Abstract
Introduction: Ventricular arrhythmia (VA) from the left
ventricular summit (LVS) is a common origin of VA, which resulting LV
dysfunction in some patients. However, the predictors of LV
cardiomyopathy were not well-elucidated. The present study sought to
investigate the risk factor of LV cardiomyopathy and the outcome in
patients with LVS VA
Methods: Between 2013 and 2018, a total of 139 patients (60.7%
men; mean age 53.2 ± 13.9 years-old) underwent catheter ablation for LVS
VA from two centers. Detailed patient demographics, electrocardiograms,
electrophysiological characteristics, and clinical outcomes were
extracted for analysis. LV cardiomyopathy was defined as LV ejection
fraction (LVEF) <50%.
Results: Acute procedural success was achieved in 92.8 % of
patients. There were 40 patients (28.8%) with LV cardiomyopathy, and
the mean LVEF improved from 37.5 ± 9.3% to 48.5 ± 10.2% after ablation
(p < 0.001). After multivariate analysis, the
independent predictors of LV dysfunction were wider QRS duration of the
VA (odds ratio [OR]1.02; 95% confidence interval [CI]:
1.00-1.04; p = 0.046) and the absolute earliest activation time
discrepancy (AEAD) between epicardium and endocardium (OR 1.05; 95%
confidence interval CI: 1.00-1.09; p = 0.048). After ablation,
the LV function was completely recovered in 20 patients (50%). The
predictors for irreclaimable LV function included wider PVC QRS duration
(OR 1.09; 95% CI: 1.02-1.17; p = 0.012) and poorer LVEF (OR
0.85; 95% CI: 0.74-0.97; p = 0.020).
Conclusion: In patients with VA from LVS, PVC QRS duration and
AEAD predicted the deteriorating LV systolic function. Catheter ablation
could reverse the LV remodeling. Narrower QRS duration and better LVEF
predicted a better recovery of LV function after ablation.

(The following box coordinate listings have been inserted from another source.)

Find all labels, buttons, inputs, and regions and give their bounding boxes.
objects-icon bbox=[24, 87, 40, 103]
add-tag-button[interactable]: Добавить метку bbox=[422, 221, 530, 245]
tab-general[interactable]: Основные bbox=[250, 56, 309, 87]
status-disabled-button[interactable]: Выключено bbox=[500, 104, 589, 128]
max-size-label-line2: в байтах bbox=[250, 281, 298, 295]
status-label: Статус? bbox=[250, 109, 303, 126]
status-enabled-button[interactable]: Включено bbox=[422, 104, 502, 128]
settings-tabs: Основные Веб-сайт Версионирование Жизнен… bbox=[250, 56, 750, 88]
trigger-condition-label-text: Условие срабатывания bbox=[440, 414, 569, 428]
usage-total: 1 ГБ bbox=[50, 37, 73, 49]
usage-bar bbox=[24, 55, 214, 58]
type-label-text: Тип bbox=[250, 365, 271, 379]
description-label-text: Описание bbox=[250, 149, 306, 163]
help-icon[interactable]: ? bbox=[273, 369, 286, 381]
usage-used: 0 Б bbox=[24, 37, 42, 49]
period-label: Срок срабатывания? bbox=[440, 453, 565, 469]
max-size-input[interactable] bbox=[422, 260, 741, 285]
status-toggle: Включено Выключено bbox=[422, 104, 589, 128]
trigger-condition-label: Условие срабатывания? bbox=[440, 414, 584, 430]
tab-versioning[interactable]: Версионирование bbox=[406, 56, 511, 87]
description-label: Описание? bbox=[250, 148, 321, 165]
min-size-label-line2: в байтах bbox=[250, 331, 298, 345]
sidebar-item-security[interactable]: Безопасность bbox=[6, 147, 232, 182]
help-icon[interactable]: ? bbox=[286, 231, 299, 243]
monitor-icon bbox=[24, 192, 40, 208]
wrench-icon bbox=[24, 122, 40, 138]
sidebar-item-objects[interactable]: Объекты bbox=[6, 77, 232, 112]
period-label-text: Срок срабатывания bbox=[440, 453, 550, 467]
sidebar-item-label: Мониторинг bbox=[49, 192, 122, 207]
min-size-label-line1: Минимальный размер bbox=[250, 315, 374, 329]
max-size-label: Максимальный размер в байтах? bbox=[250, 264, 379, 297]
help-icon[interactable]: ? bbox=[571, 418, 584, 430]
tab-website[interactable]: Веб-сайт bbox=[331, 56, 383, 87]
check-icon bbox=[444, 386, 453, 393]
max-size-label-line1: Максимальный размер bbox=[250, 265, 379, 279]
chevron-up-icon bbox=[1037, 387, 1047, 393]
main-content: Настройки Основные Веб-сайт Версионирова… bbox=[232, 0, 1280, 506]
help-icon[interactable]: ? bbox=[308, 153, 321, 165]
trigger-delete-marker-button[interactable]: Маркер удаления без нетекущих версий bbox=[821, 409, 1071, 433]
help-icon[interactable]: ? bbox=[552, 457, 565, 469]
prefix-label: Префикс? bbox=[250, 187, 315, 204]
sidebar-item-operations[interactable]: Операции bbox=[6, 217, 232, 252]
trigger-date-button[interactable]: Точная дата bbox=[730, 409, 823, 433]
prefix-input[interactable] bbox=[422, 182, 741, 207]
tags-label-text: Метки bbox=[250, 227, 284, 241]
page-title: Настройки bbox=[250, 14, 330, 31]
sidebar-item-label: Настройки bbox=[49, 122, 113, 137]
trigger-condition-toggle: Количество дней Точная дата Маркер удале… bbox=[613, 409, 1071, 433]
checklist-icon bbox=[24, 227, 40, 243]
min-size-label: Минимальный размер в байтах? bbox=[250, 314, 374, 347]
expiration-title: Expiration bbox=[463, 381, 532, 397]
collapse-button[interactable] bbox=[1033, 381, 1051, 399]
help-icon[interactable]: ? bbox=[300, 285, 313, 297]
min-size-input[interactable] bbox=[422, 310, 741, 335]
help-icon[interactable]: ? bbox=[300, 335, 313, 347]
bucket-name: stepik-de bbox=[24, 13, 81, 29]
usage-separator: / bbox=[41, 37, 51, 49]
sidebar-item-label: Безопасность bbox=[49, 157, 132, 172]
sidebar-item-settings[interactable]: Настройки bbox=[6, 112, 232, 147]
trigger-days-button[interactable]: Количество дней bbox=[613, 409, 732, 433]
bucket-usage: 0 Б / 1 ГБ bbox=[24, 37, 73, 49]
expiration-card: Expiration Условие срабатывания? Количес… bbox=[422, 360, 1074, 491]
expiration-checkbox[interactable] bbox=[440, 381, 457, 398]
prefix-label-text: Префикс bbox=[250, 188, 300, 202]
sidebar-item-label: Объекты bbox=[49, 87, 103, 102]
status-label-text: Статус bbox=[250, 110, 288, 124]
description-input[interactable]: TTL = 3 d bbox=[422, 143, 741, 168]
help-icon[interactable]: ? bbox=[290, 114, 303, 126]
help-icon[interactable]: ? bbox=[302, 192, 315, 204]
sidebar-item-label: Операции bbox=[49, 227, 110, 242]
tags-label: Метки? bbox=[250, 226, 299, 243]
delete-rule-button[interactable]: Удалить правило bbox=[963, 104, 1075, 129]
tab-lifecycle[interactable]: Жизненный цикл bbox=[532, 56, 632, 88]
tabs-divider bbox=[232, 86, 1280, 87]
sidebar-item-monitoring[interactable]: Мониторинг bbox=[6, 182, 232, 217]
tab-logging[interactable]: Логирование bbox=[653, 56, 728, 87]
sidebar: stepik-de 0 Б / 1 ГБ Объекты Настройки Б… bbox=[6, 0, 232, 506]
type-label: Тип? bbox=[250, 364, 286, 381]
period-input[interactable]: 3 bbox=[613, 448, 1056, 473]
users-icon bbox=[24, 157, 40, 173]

Keywords: Ablation; Left ventricular summit; Left ventricular
function; QRS duration; Ventricular arrhythmia; absolute earliest
activation time discrepancy
Introduction
Premature ventricular complex (PVC) is a common ventricular arrhythmia
(VA). PVCs can cause various symptoms often regarded as benign1, 2, but also can lead to cardiomyopathy3, 4. PVC-induced cardiomyopathies are characterized
by deterioration of left ventricular (LV) function, which can be
reversed after the elimination of PVCs 3-5. Several
parameters have been proposed to predict PVC-induced cardiomyopathy,
including the PVC burden 6, 7, PVC QRS duration8-10, origin of PVC 8, PVC coupling
interval 11, symptoms, duration 12,
and presence of non-sustained ventricular tachycardia (VT) or sustained
VT 8. However, except for the PVC burden, the
prediction values of these parameters were inconsistent. These
parameters remained debated mainly, which could be due to the
heterogeneous PVC origin and the non-uniform underlying cardiac disease.
PVCs originating from epicardium have been reported as a risk factor for
PVC-induced cardiomyopathy 9, 13. The left ventricular
summit (LVS) is the highest portion of the LV epicardium and is an
important anatomic area harboring arrhythmogenic foci responsible for VA14. VAs arising from LVS frequently required multiple
approach from bother epicardium and endocardial adjacent
area15. There was no previous studies systemically
investigated the incidence, risk factors, and reversibility of LV
dysfunction with successful ablation.
The present study aims to determine the various factors associated with
LV dysfunction induced by VA originating from LVS.